North of Scotland, 25 miles south west of the Shetland Islands, lies Frjóey (Sheep Island - from the Norse) or Fair Isle. About 3 miles long and 1.5 miles wide, it is the most remote inhabited island in the United Kingdom. Despite its almost complete lack of raw materials, Fair Isle has been occupied since the Bronze Age.
The resourcefulness of the people of Fair Isle is extraordinary.
The principle occupation of the men is crofting. The people subsist almost entirely on their own fine produce of meat and vegetables.
Their intricate Fair Isle patterns are legendary and are favourites in fabric and textile industries, local and world-wide.A wind-powered electricity supply seasonally provides between 50% and 85% of the island’s electricity needs. Fair Isle is a world leader in the use of renewable energy.

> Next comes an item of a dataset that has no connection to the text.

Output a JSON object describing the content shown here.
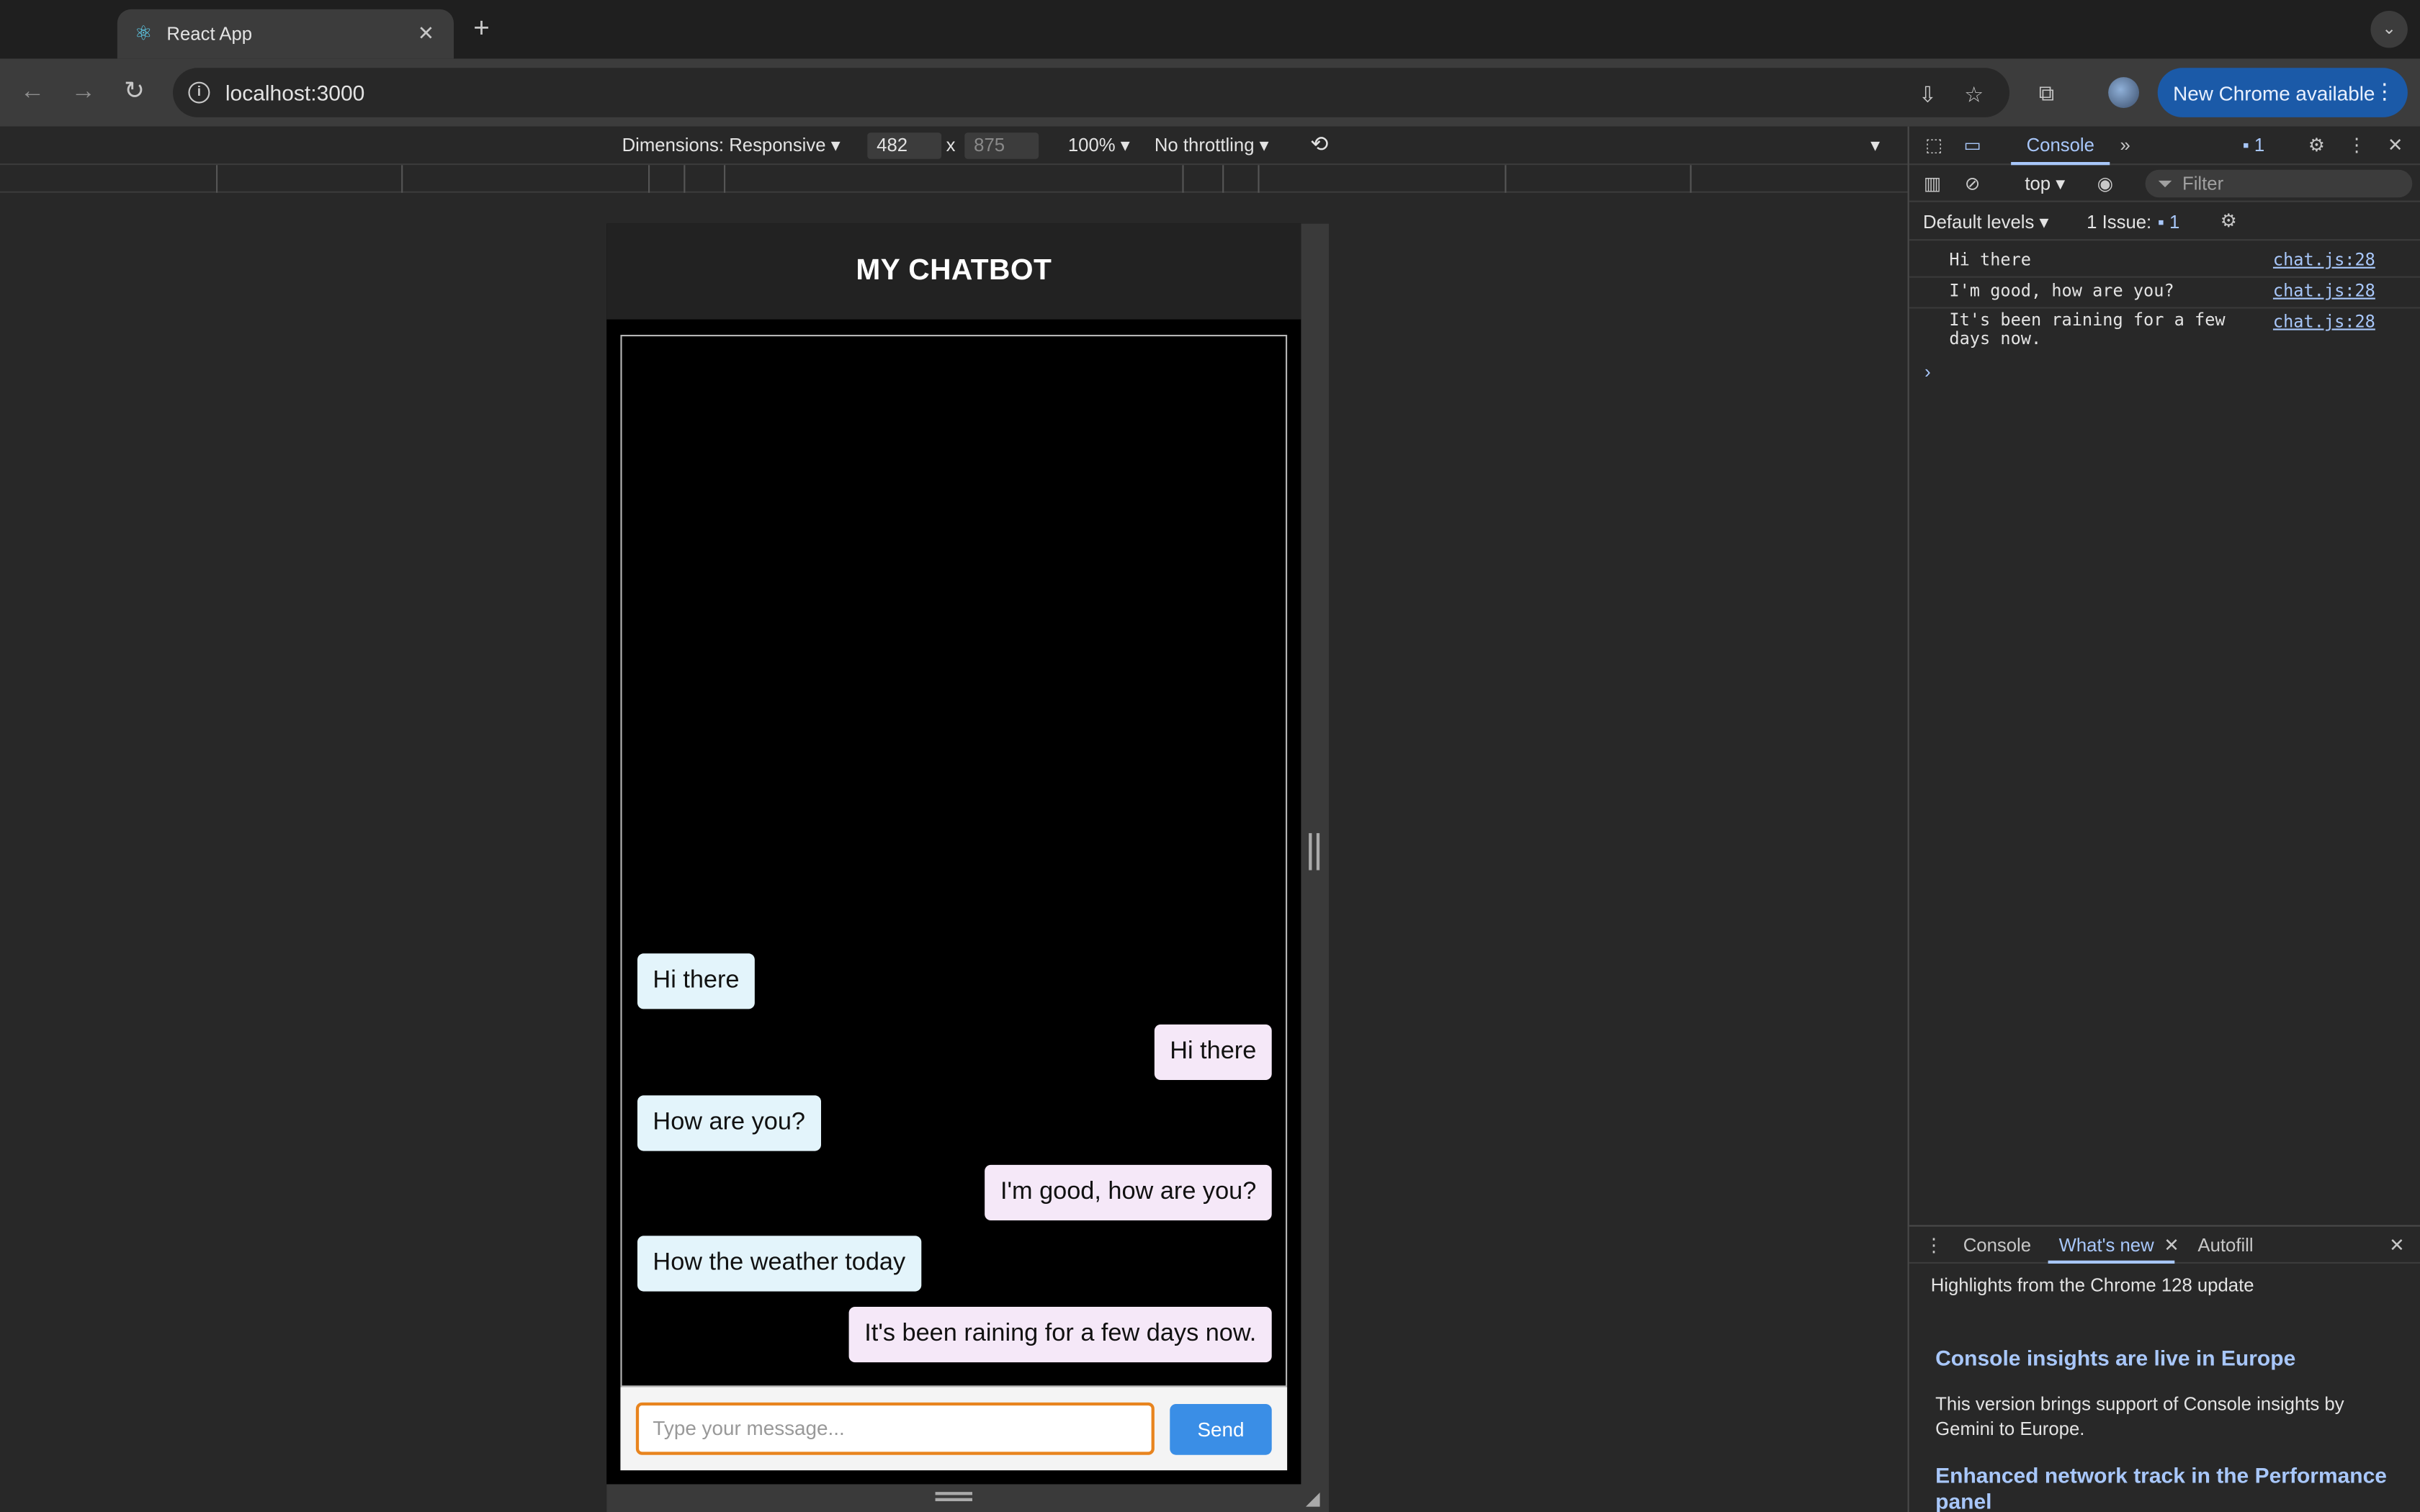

In 1900 there were 300 inhabitants. Less than 70 people live there today, ranging in age from 6 months to 96 years old. But what is truly remarkable is that the community has a lifestyle based almost entirely on mutual help and community effort. Disputes between individuals or between families on the island are virtually unknown; such is their dependency on, and commitment to cooperation and mutual support.
The commitment to cooperation and mutual support is self-sustaining.

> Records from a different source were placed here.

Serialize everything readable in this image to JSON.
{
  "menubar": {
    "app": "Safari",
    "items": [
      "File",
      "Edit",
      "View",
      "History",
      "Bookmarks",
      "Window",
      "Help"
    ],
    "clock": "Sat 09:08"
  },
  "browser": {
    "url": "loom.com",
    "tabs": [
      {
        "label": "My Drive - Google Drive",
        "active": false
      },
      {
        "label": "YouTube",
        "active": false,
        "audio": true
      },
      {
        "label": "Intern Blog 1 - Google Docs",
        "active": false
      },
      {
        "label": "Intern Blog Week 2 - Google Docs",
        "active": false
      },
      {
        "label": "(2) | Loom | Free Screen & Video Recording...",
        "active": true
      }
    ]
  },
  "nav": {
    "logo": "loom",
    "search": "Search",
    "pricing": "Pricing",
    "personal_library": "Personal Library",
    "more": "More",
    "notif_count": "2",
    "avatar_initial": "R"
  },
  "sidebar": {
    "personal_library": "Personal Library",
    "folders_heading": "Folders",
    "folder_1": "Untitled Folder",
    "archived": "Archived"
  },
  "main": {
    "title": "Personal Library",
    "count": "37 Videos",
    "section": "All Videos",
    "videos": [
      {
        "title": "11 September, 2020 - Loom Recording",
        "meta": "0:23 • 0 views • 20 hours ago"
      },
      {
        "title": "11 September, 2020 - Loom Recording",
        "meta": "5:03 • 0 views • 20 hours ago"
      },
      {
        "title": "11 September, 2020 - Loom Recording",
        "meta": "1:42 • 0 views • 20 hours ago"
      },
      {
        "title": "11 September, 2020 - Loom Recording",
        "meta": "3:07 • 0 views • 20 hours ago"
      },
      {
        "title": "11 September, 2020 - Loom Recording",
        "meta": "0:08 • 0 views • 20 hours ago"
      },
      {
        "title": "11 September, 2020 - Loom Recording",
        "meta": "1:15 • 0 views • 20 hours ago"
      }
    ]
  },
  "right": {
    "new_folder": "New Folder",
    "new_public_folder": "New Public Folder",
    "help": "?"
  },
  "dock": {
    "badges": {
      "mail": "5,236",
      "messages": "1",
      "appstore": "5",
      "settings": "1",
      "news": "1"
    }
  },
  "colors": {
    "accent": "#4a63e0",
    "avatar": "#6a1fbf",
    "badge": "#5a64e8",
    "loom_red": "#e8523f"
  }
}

It is what has permitted the people of Fair Isle to live as a community for thousands of years.
A lesson in community
There is much to be learnt from the people of Fair Isle. In recent years, people networks, groups and communities, and the relevance of their activity in present day education, have captured my attention.
A fascination for the behaviour of communities and a desire to learn how to encourage learners to participate within learning groups, motivated me to become a blogger in May last year.
Through my own practice and research, I’ve discovered that achieving a sustainable online learning community is very difficult. Over the years, and especially recently, I’ve been relieved though not satisfied to learn, from many different sources, that it’s not just me. Teacher/facilitator reports of the endeavour needed to engage online learners in community participation are to be found everywhere I look.
So-called learning communities are capricious in the way they perform. Growing an online learning community needs a specialist skill. It also takes a lot of time, effort and patience. Such undertakings do not always achieve the desired learning successes. In Clark Quinn's recent post Real Community, he questions if what we call online communities are really communities. I continue to look, learn and try to understand how some communities function and survive.Taking a lesson from the people of Fair Isle, how can a sustained commitment to cooperation and mutual support be brought about in a group of online learners?